While most war films have either entered the conflict directly — most recently Christopher Nolan’s “Dunkirk” — or take place in the mere days or weeks leading up to bloodshed, Oscar-winning director László Nemes took a more unconventional approach in his second feature, “Sunset.” He examines a turbulent Austro-Hungarian Empire on the precipice of World War I through the microcosm of a millinery, a hat making business. The concept feels innovative, but is ultimately not as successful in execution as his debut film, “Son of Saul.”
The film follows Irisz Leiter (Juli Jakab), a young woman who left Trieste, Italy with hopes of securing a job at an illustrious millinery in the rapidly modernizing city of Budapest. The millinery uncoincidentally bears her surname because it once belonged to her parents, who died in a mysterious fire. Orphaned at the age of two, Irisz seeks connection with this establishment as it is her parents’ only legacy. After being effectively shooed from the millinery by the suspicious new owner Oszkár Brill (Vlad Ivanov), Irisz learns that she might have a brother from a sleazy coachman. Irisz takes this lead and begins a relentless pursuit of the truth about her family history.
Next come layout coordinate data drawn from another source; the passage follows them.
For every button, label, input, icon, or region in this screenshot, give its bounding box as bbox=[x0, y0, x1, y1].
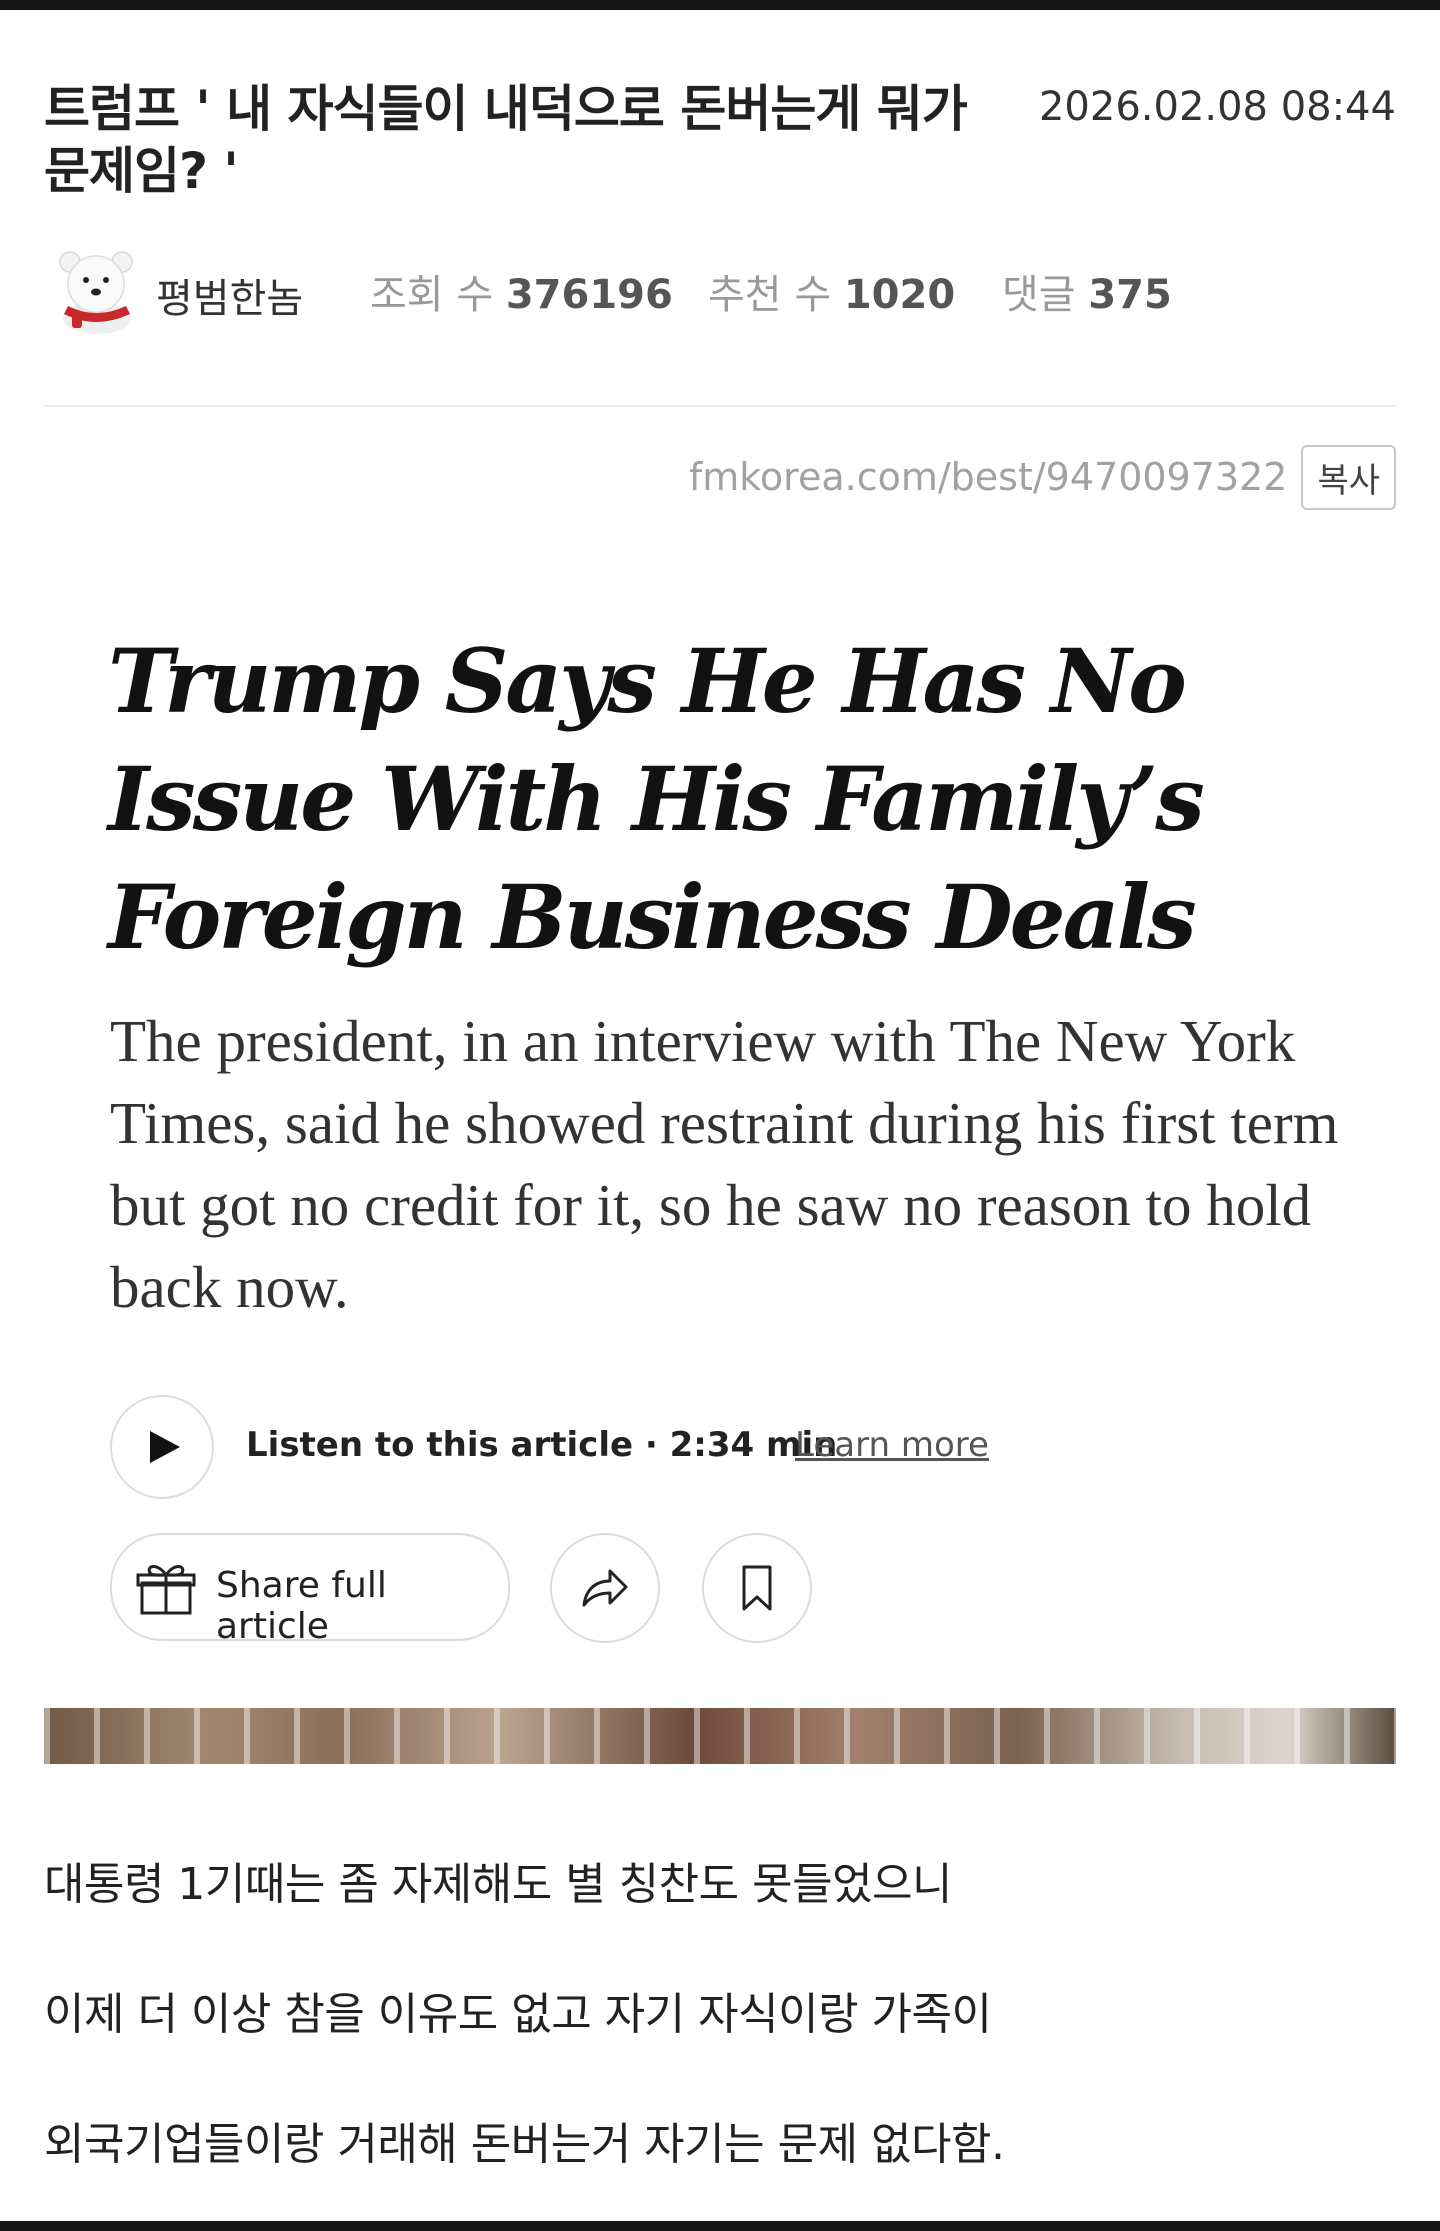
article-actions: Share full article bbox=[110, 1533, 830, 1647]
body-line-2: 이제 더 이상 참을 이유도 없고 자기 자식이랑 가족이 bbox=[44, 1989, 992, 2040]
post-url-row: fmkorea.com/best/9470097322 복사 bbox=[689, 444, 1396, 510]
article-photo-crop bbox=[44, 1708, 1396, 1764]
likes-stat: 추천 수 1020 bbox=[708, 262, 955, 320]
play-icon bbox=[150, 1431, 180, 1463]
likes-count: 1020 bbox=[843, 272, 956, 318]
polar-bear-icon bbox=[59, 251, 133, 334]
play-button[interactable] bbox=[110, 1395, 214, 1499]
gift-icon bbox=[136, 1565, 196, 1615]
share-full-article-button[interactable]: Share full article bbox=[110, 1533, 510, 1647]
copy-url-button[interactable]: 복사 bbox=[1301, 444, 1396, 510]
views-stat: 조회 수 376196 bbox=[370, 262, 673, 320]
learn-more-link[interactable]: Learn more bbox=[795, 1425, 989, 1465]
comments-label: 댓글 bbox=[1002, 272, 1076, 318]
views-label: 조회 수 bbox=[370, 272, 494, 318]
post-url: fmkorea.com/best/9470097322 bbox=[688, 455, 1288, 499]
views-count: 376196 bbox=[505, 272, 673, 318]
listen-label: Listen to this article · 2:34 min bbox=[246, 1425, 838, 1465]
post-title: 트럼프 ' 내 자식들이 내덕으로 돈버는게 뭐가 문제임? ' bbox=[44, 80, 968, 200]
body-line-1: 대통령 1기때는 좀 자제해도 별 칭찬도 못들었으니 bbox=[44, 1859, 953, 1910]
comments-count: 375 bbox=[1088, 272, 1172, 318]
post-date: 2026.02.08 08:44 bbox=[1038, 84, 1396, 130]
author-name[interactable]: 평범한놈 bbox=[156, 266, 303, 324]
article-summary: The president, in an interview with The … bbox=[110, 1008, 1339, 1320]
post-header: 트럼프 ' 내 자식들이 내덕으로 돈버는게 뭐가 문제임? ' 2026.02… bbox=[44, 78, 1396, 202]
post-meta: 평범한놈 조회 수 376196 추천 수 1020 댓글 375 bbox=[44, 242, 1396, 338]
top-edge-bar bbox=[0, 0, 1440, 10]
avatar[interactable] bbox=[50, 248, 144, 334]
bookmark-button[interactable] bbox=[702, 1533, 812, 1643]
header-divider bbox=[44, 405, 1396, 407]
share-button[interactable] bbox=[550, 1533, 660, 1643]
share-arrow-icon bbox=[582, 1569, 628, 1607]
likes-label: 추천 수 bbox=[708, 272, 832, 318]
bottom-edge-bar bbox=[0, 2221, 1440, 2231]
listen-row: Listen to this article · 2:34 min Learn … bbox=[110, 1395, 1110, 1499]
article-headline: Trump Says He Has No Issue With His Fami… bbox=[108, 629, 1205, 969]
comments-stat[interactable]: 댓글 375 bbox=[1002, 262, 1172, 320]
share-full-article-label: Share full article bbox=[216, 1565, 387, 1647]
bookmark-icon bbox=[742, 1565, 772, 1611]
body-line-3: 외국기업들이랑 거래해 돈버는거 자기는 문제 없다함. bbox=[44, 2119, 1005, 2170]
It’s obvious that tremendous craftsmanship is behind this film. Set in 1913, every painstaking detail put into the costumes and the sets is beautiful and immerses the viewer in the world of a bygone Budapest. Nemes shows this city through the innocent civilian eyes of Irisz, also removing the oft-seen male soldier perspective that dominates the war genre.
Despite the exquisite costuming and set design, however, the story itself is not up to par. For all the attention given to establishing a period aesthetic, it’s unfortunate Nemes sacrificed a rich story in the process.
The narrative is decorated with gaping holes, boring plot points and a graphic rape scene that could have been removed from the film entirely. While Irisz’s journey sounds emotional at its surface, she lacks any agency as a character. Most of the movie consists of her only being told where to go and the running thread of finding her family soon loses any emotional resonance because of its poor execution. What is even more disappointing is the eventual meeting between Irisz and her brother is just as underwhelming as the buildup to it. Irisz learns her brother is widely despised and feared because he has spearheaded a rebellion against their family millinery. What began as an intimate quest for kinship clumsily morphs into a crusade to expose the deceit and corruption of their family’s former hat shop, but even those secrets are not entirely made clear by the end.
It is undeniable that the film had a lot of potential because of its immersion into the time period and fresh perspective that deviates from the norm associated with a period or war film. Nemes leans too far into the frankly bizarre, corrupt hat shop idea and squanders an opportunity to say something meaningful about the time period in which his film is set. Apart from a cheap final tracking shot of the World War I trenches, Nemes fails to place “Sunset” within a larger political or social discourse. Spectators are held at a shallow focus, prevented from seeing beyond the brim of a fedora.